Das Projekt „Care and Work in der Region Göttingen
Worum geht’s im Projekt?
Das Projekt „Care and Work“ unterstützt Unternehmen in Südniedersachsen dabei, pflegende Mitarbeitende besser zu entlasten und die Vereinbarkeit von Beruf und privater Pflege nachhaltig zu verbessern. Es reagiert damit auf den Fachkräftemangel und die Herausforderungen einer alternden Gesellschaft. Das Projekt wird in der Region des Fachkräftebündnis Südniedersachsen durchgeführt und mit Fördermitteln der Europäischen Union und des Landes Niedersachsen gefördert.
Warum ist das wichtig?
Viele Beschäftigte – besonders Frauen – leisten Pflegearbeit für Angehörige und stoßen dabei an ihre Grenzen. Unternehmen riskieren, wertvolle Fachkräfte zu verlieren. Gleichzeitig steigt der Bedarf an guten Arbeitsbedingungen, die Pflege und Beruf vereinbar machen – besonders in ländlichen Regionen wie den Landkreisen Göttingen und Northeim.
Die Zahl der pflegebedürftigen Menschen in Deutschland wird allein durch die zunehmende Alterung bis 2055 um 37 % zunehmen. Laut den Ergebnissen der Pflegevorausberechnung des Statistischen Bundesamtes (Destatis) wird ihre Zahl von rund 5,0 Millionen Ende 2021 auf etwa 6,8 Millionen im Jahr 2055 ansteigen.
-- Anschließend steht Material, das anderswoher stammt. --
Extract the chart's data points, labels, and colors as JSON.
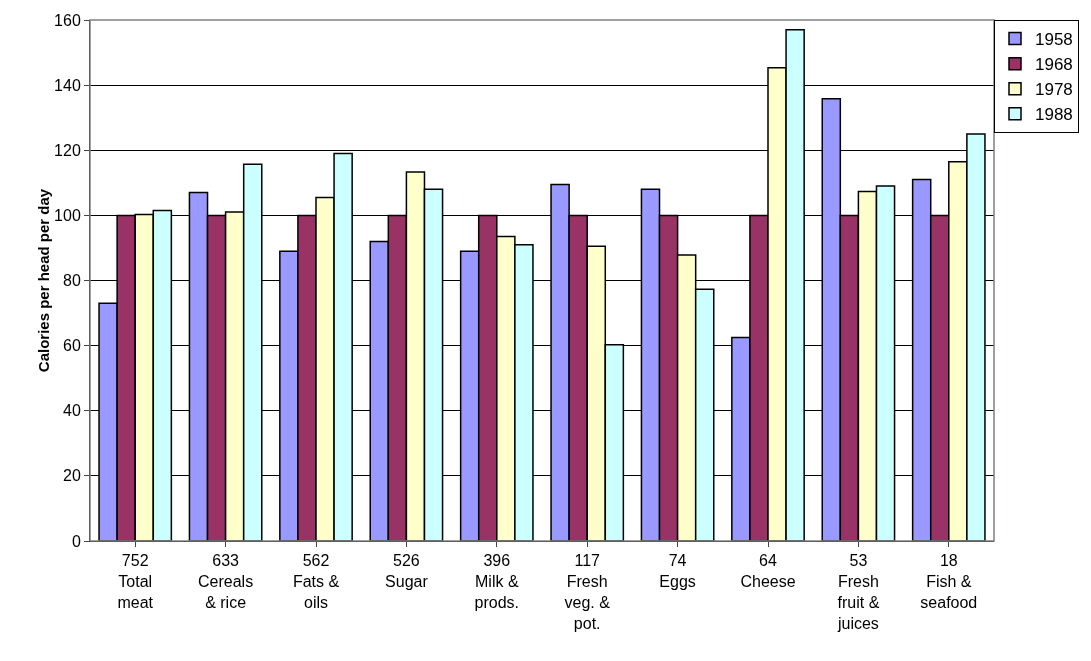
{
  "chart_data": {
    "type": "bar",
    "ylabel": "Calories per head per day",
    "categories": [
      "752\nTotal\nmeat",
      "633\nCereals\n& rice",
      "562\nFats &\noils",
      "526\nSugar",
      "396\nMilk &\nprods.",
      "117\nFresh\nveg. &\npot.",
      "74\nEggs",
      "64\nCheese",
      "53\nFresh\nfruit &\njuices",
      "18\nFish &\nseafood"
    ],
    "series": [
      {
        "name": "1958",
        "color": "#9999ff",
        "values": [
          73,
          107,
          89,
          92,
          89,
          109.5,
          108,
          62.5,
          135.8,
          111
        ]
      },
      {
        "name": "1968",
        "color": "#993366",
        "values": [
          100,
          100,
          100,
          100,
          100,
          100,
          100,
          100,
          100,
          100
        ]
      },
      {
        "name": "1978",
        "color": "#ffffcc",
        "values": [
          100.3,
          101,
          105.5,
          113.3,
          93.5,
          90.5,
          87.8,
          145.3,
          107.3,
          116.5
        ]
      },
      {
        "name": "1988",
        "color": "#ccffff",
        "values": [
          101.5,
          115.7,
          119,
          108,
          91,
          60.3,
          77.3,
          157,
          109,
          125
        ]
      }
    ],
    "ylim": [
      0,
      160
    ],
    "yticks": [
      0,
      20,
      40,
      60,
      80,
      100,
      120,
      140,
      160
    ],
    "grid": "y",
    "legend": "top right"
  }
}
Dabei werden bereits 2035 etwa 5,6 Millionen (+14 %) erreicht. (Pressemitteilung Nr.124 des Statistischen Bundesamtes vom 30.März 2023).

Was sind unsere Ziele?
- Sensibilisierung: Führungskräfte und Betriebsräte erkennen die Belastungen pflegender Mitarbeitender und erhalten praxistaugliche Hilfestellungen.
- Flexibilisierung: Flexible Arbeitszeitmodelle werden in Unternehmen entwickelt und erprobt.
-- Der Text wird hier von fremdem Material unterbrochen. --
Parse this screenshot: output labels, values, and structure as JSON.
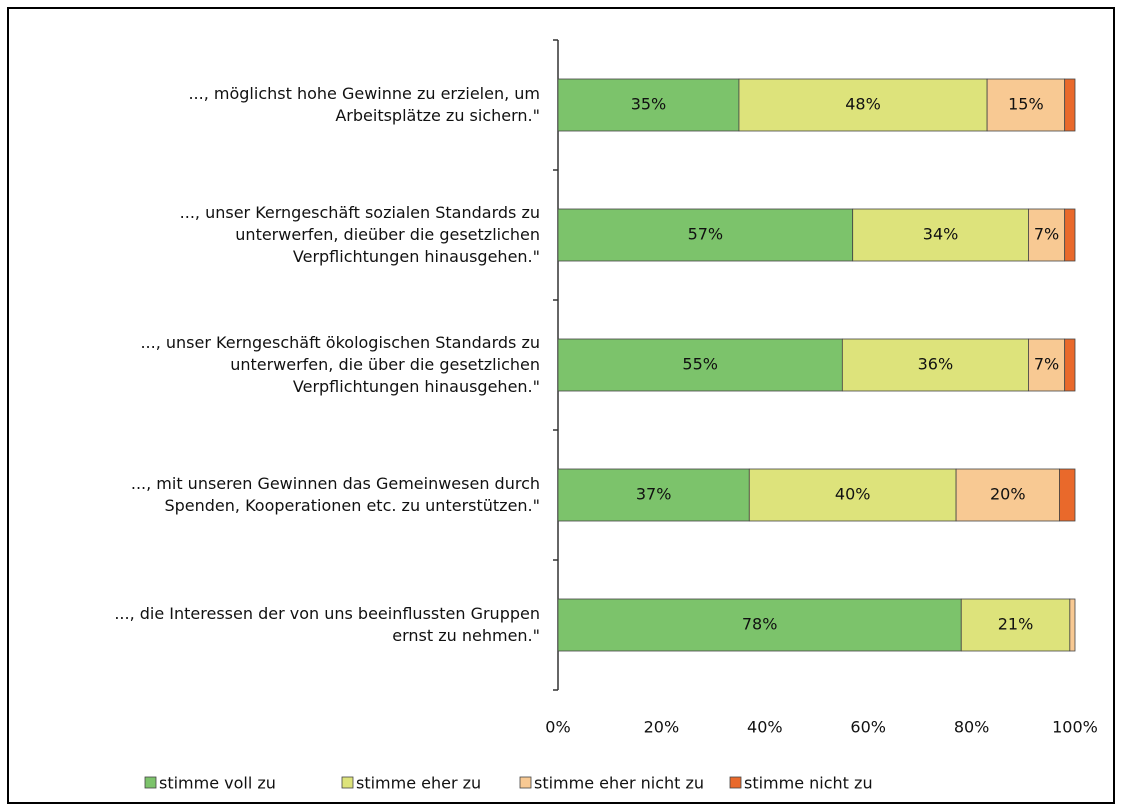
{
  "chart_data": {
    "type": "stacked_barh",
    "categories": [
      "..., möglichst hohe Gewinne zu erzielen, um\nArbeitsplätze zu sichern.\"",
      "..., unser Kerngeschäft sozialen Standards zu\nunterwerfen, dieüber die gesetzlichen\nVerpflichtungen hinausgehen.\"",
      "..., unser Kerngeschäft ökologischen Standards zu\nunterwerfen, die über die gesetzlichen\nVerpflichtungen hinausgehen.\"",
      "..., mit unseren Gewinnen das Gemeinwesen durch\nSpenden, Kooperationen etc. zu unterstützen.\"",
      "..., die Interessen der von uns beeinflussten Gruppen\nernst zu nehmen.\""
    ],
    "series": [
      {
        "name": "stimme voll zu",
        "color": "#7cc36b",
        "values": [
          35,
          57,
          55,
          37,
          78
        ],
        "value_labels": [
          "35%",
          "57%",
          "55%",
          "37%",
          "78%"
        ]
      },
      {
        "name": "stimme eher zu",
        "color": "#dde37b",
        "values": [
          48,
          34,
          36,
          40,
          21
        ],
        "value_labels": [
          "48%",
          "34%",
          "36%",
          "40%",
          "21%"
        ]
      },
      {
        "name": "stimme eher nicht zu",
        "color": "#f8c993",
        "values": [
          15,
          7,
          7,
          20,
          1
        ],
        "value_labels": [
          "15%",
          "7%",
          "7%",
          "20%",
          null
        ]
      },
      {
        "name": "stimme nicht zu",
        "color": "#e9692b",
        "values": [
          2,
          2,
          2,
          3,
          0
        ],
        "value_labels": [
          null,
          null,
          null,
          null,
          null
        ]
      }
    ],
    "xlim": [
      0,
      100
    ],
    "xticks": [
      {
        "value": 0,
        "label": "0%"
      },
      {
        "value": 20,
        "label": "20%"
      },
      {
        "value": 40,
        "label": "40%"
      },
      {
        "value": 60,
        "label": "60%"
      },
      {
        "value": 80,
        "label": "80%"
      },
      {
        "value": 100,
        "label": "100%"
      }
    ],
    "legend": "bottom"
  }
}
- Enttabuisierung: Pflege wird zum selbstverständlichen Thema im Arbeitsumfeld.
- Vernetzung: Regionale Netzwerke schaffen langfristige Unterstützungsstrukturen.
Was machen wir konkret?
- Aufbau und Weiterentwicklung einer digitalen Informationsplattform mit Best Practices
- Workshops für Unternehmen
- Regionale Fachtagung
- „Care-Tage“ in Unternehmen
- Erprobung flexibler Arbeitszeitmodelle
- Öffentlichkeitskampagnen zur Sichtbarmachung des Themas
Für wen ist das Projekt gedacht?
- Direkt: Geschäftsleitungen, Personalabteilungen, Betriebsräte – v. a. in kleinen und mittleren Unternehmen (KMU)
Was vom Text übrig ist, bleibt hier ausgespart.